On the right, Sedgwick and Warren had suffered heavy losses in carrying out their instructions to keep attacking Ewell’s intrenchments and thus prevent his sending reinforcements down to Hill. This they had done, and in doing it they had kept him on the defensive. But if they assumed from this that he would remain so, or that Sedgwick’s outer flank was secure because it was covered by Flat Creek, they would be disabused before nightfall; Gordon, whose brigade was on the left, was trying even now to get permission from his superiors to turn the Federal flank, which he insisted was wide open to such a maneuver, having scouted it himself.

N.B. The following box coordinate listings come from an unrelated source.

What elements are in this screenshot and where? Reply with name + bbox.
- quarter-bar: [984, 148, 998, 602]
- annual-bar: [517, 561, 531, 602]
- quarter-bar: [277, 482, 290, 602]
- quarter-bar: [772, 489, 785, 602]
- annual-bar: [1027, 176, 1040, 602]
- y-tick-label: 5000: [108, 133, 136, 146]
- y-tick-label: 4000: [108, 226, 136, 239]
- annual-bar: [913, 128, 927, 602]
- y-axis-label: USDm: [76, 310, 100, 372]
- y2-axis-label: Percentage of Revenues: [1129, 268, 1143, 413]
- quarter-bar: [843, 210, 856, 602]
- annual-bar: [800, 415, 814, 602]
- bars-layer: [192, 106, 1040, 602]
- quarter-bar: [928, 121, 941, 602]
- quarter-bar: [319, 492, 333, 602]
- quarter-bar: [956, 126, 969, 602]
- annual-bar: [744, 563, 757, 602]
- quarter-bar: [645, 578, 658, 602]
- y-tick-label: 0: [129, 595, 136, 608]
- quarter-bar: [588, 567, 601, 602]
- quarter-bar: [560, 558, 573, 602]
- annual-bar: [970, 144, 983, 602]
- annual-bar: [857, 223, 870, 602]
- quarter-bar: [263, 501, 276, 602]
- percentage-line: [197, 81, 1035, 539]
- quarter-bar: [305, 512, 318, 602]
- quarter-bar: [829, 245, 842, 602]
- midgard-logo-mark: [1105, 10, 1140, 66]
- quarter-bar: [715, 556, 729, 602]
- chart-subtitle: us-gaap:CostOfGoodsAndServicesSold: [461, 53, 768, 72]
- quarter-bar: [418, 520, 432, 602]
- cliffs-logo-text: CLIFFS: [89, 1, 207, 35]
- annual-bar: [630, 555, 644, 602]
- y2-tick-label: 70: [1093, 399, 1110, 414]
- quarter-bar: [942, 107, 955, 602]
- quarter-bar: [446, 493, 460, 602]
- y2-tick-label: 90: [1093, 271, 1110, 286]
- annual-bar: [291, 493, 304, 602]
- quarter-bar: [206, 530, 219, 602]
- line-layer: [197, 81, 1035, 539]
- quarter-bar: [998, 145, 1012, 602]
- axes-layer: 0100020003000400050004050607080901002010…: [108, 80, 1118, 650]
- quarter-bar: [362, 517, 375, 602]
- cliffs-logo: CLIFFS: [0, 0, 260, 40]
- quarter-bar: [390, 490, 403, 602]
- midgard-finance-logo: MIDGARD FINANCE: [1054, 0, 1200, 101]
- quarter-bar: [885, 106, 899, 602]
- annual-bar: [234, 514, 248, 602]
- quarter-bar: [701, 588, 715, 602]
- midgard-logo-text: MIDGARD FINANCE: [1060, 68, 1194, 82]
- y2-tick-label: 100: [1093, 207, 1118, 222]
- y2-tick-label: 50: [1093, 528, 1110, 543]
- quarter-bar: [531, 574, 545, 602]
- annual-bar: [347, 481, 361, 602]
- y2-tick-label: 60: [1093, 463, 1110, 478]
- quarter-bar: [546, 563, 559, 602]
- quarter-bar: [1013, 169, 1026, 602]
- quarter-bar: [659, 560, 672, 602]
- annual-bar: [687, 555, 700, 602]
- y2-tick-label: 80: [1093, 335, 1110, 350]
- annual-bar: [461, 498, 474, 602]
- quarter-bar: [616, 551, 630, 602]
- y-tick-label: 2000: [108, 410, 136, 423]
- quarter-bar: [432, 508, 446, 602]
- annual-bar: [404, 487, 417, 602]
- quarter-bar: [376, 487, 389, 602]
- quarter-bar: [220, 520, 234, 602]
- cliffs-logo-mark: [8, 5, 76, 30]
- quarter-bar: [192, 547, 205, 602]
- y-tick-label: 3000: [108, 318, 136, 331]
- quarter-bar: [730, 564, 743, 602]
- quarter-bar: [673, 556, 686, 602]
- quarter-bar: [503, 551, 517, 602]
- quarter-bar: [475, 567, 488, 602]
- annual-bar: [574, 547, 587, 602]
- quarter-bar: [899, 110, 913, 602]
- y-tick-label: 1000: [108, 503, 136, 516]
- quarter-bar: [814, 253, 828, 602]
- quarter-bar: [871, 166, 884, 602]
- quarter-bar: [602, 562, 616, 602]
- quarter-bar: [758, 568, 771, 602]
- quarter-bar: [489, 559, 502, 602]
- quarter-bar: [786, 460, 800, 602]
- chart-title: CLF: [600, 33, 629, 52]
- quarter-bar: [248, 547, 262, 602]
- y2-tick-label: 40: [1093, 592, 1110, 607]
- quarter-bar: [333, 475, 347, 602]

So far, Ewell and Early had declined to let him try it, being convinced that Burnside’s corps was posted rearward in support. Obviously, Sedgwick’s immunity from attack, based as it was on this misconception by Gordon’s superiors, was going to last no longer than Burnside remained unaccounted for in the Union order of battle. Once he found his way up to the firing line and was identified, Ewell and Early would have to abandon their objection to Gordon’s proposal and unleash him, with results that were likely to be spectacular if Sedgwick’s dispositions were as faulty as the Georgian claimed to have seen with his own eyes.